5. Pour refuser à M. C le renouvellement de son certificat de résidence algérien, et la délivrance d'un certificat valable dix ans, sur le fondement des stipulations précitées, le préfet de Seine-et-Marne s'est fondé sur la circonstance que l'effectivité de la communauté de vie avec son épouse française n'était pas démontrée, dès lors que M. C a remis aux services préfectoraux une main courante déposée le 15 juillet 2022 au commissariat de Villeparisis précisant que son épouse " l'a mis à la porte ". M. C soutient que " après leur séparation, à de nombreuses reprises, Mme B a pris attache avec M. C afin de lui demander de regagner le domicile. D'ailleurs, ce dernier avait effectivement repris une communauté de vie et avait décidé de donner une seconde chance à son couple. Suite à une dispute la veille du rendez-vous en Préfecture, Mme B a décidé de ne pas accompagner son époux et pire, elle lui a repris l'ensemble de ses pièces personnelles et nécessaires à la demande de renouvellement de son époux ". Toutefois, le requérant, qui réside dans un autre domicile que celui de son épouse, ne produit aucun élément établissant une communauté de vie avec Mme B à la date de la décision contestée, ni, au demeurant, postérieurement à cette date. Dans ces conditions, M. C n'est pas fondé à soutenir que le préfet aurait estimé à tort qu'il ne remplit pas les conditions pour se voir délivrer le certificat de résidence algérien de dix ans prévu par l'accord franco-algérien du

27 décembre 1968 modifié en tant que conjoint d'une ressortissante rançaise et ne peut se prévaloir des stipulations de 7 bis a) de l'accord précité. Dès lors, le moyen tiré de la méconnaissance des stipulations précitées doit être écarté.

6. En troisième lieu, d'une part, M. C se borne à établir, concernant sa vie professionnelle, une activité professionnelle de février 2022 à octobre 2022, et, d'autre part, concernant son intégration personnelle et familiale, il se borne à produire des attestations de sa famille, en l'occurrence d'une sœur, d'un beau-frère, et de plusieurs cousins. En outre, le requérant n'établit pas qu'il serait dépourvu d'attaches en Algérie, pays dans lequel il a vécu jusqu'à un âge adulte.
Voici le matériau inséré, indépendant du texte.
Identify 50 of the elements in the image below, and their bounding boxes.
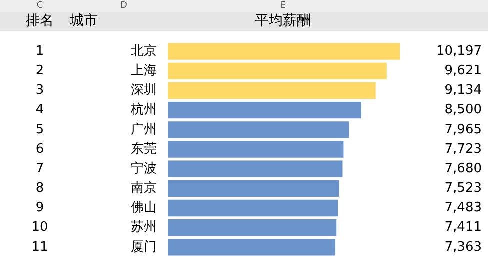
y-tick-label: 佛山 bbox=[131, 200, 157, 216]
y-tick-label: 上海 bbox=[131, 64, 157, 79]
y-tick-label: 东莞 bbox=[131, 142, 157, 157]
text: 7 bbox=[36, 161, 44, 176]
text: 10 bbox=[32, 220, 48, 236]
text: D bbox=[120, 1, 128, 11]
y-tick-label: 厦门 bbox=[131, 238, 157, 255]
data-label: 7,363 bbox=[444, 240, 482, 255]
data-label: 7,680 bbox=[444, 161, 482, 176]
y-tick-label: 宁波 bbox=[131, 160, 157, 176]
data-label: 9,621 bbox=[444, 64, 482, 79]
text: 8 bbox=[36, 181, 44, 196]
data-label: 7,723 bbox=[444, 142, 482, 157]
text: 11 bbox=[32, 240, 48, 255]
data-label: 7,965 bbox=[444, 122, 482, 138]
y-tick-label: 南京 bbox=[131, 181, 157, 196]
data-label: 7,411 bbox=[444, 220, 482, 236]
bar bbox=[168, 82, 376, 100]
bar bbox=[168, 200, 338, 217]
text: 9 bbox=[36, 200, 44, 216]
y-tick-label: 杭州 bbox=[130, 102, 157, 118]
text: C bbox=[36, 1, 44, 11]
y-tick-label: 广州 bbox=[131, 122, 157, 138]
data-label: 8,500 bbox=[444, 102, 482, 118]
y-tick-label: 苏州 bbox=[131, 220, 157, 236]
bar bbox=[168, 102, 362, 119]
bar bbox=[168, 160, 343, 178]
data-label: 7,523 bbox=[444, 181, 482, 196]
bar bbox=[168, 220, 337, 236]
text: 5 bbox=[36, 122, 44, 138]
y-tick-label: 深圳 bbox=[131, 83, 157, 98]
bar bbox=[168, 122, 350, 138]
bar bbox=[168, 180, 340, 197]
x-axis-title: 平均薪酬 bbox=[254, 12, 312, 31]
bar bbox=[168, 62, 387, 80]
text: E bbox=[279, 1, 287, 11]
data-label: 9,134 bbox=[444, 83, 482, 98]
y-tick-label: 北京 bbox=[131, 44, 157, 59]
text: 3 bbox=[36, 83, 44, 98]
y-axis-title: 城市 bbox=[70, 13, 98, 29]
bar bbox=[168, 141, 344, 158]
data-label: 7,483 bbox=[444, 200, 482, 216]
bar bbox=[168, 43, 400, 60]
text: 排名 bbox=[26, 13, 54, 29]
text: 1 bbox=[36, 44, 44, 59]
text: 6 bbox=[36, 142, 44, 157]
bar bbox=[168, 239, 336, 256]
text: 2 bbox=[36, 64, 44, 79]
text: 4 bbox=[36, 102, 44, 118]
data-label: 10,197 bbox=[436, 44, 482, 59]
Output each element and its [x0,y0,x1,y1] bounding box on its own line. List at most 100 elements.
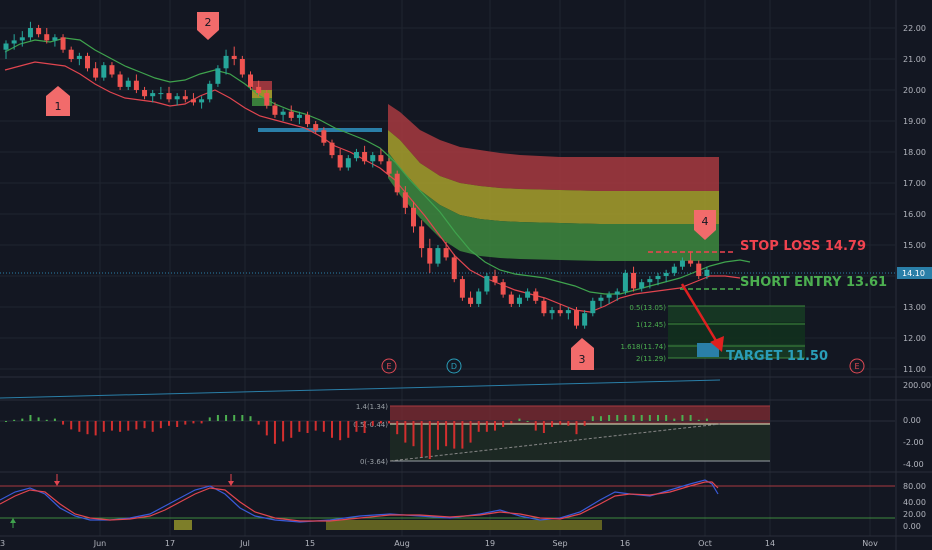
candle-body [492,276,498,283]
macd-bar [591,416,594,421]
candle-body [11,40,17,44]
candle-body [476,291,482,304]
stoch-d [0,481,719,522]
candle-body [288,111,294,118]
candle-body [508,294,514,304]
candle-body [125,80,131,87]
candle-body [305,114,311,125]
target-box [697,343,719,357]
macd-bar [697,419,700,421]
svg-text:E: E [854,362,859,371]
macd-bar [110,421,113,431]
band-red [388,104,719,191]
macd-bar [13,419,16,421]
candle-body [166,93,172,100]
event-marker-earnings-1: E [381,358,397,374]
macd-bar [534,421,537,431]
macd-bar [176,421,179,427]
candle-body [362,152,368,162]
candle-body [19,37,25,41]
event-marker-dividend: D [446,358,462,374]
candle-body [443,248,449,258]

Ainsi, eu égard à la durée et aux conditions de séjour de M. C en France, et compte tenu de ce qui a été dit au point 5, les moyens tirés de l'erreur manifeste d'appréciation, de la méconnaissance des stipulations de l'article 7 bis de l'accord franco-algérien et de la méconnaissance des stipulations de l'article 8 de la convention européenne de sauvegarde des droits de l'homme et des libertés fondamentales, doivent être écartés.

7. Il résulte de tout ce qui précède que la requête de M. C doit être rejetée en toutes ses conclusions.

D E C I D E :

Article 1er : La requête de M. C est rejetée.

Article 2 : Le présent jugement sera notifié à M. A C et au préfet de Seine-et-Marne.

Délibéré après l'audience du 4 juillet 2024, à laquelle siégeaient :

M. Lalande, président,

M. Dumas, premier conseiller,

M. Pradalié, premier conseiller.

Rendu public par mise à disposition du greffe le 19 juillet 2024.

Le rapporteur,

G. PRADALIELe président,

D. LALANDE

La greffière,

C. KIFFER

La République mande et ordonne au préfet de Seine-et-Marne en ce qui le concerne ou à tous commissaires de justice à ce requis en ce qui concerne les voies de droit commun contre les parties privées, de pourvoir à l'exécution de la présente décision.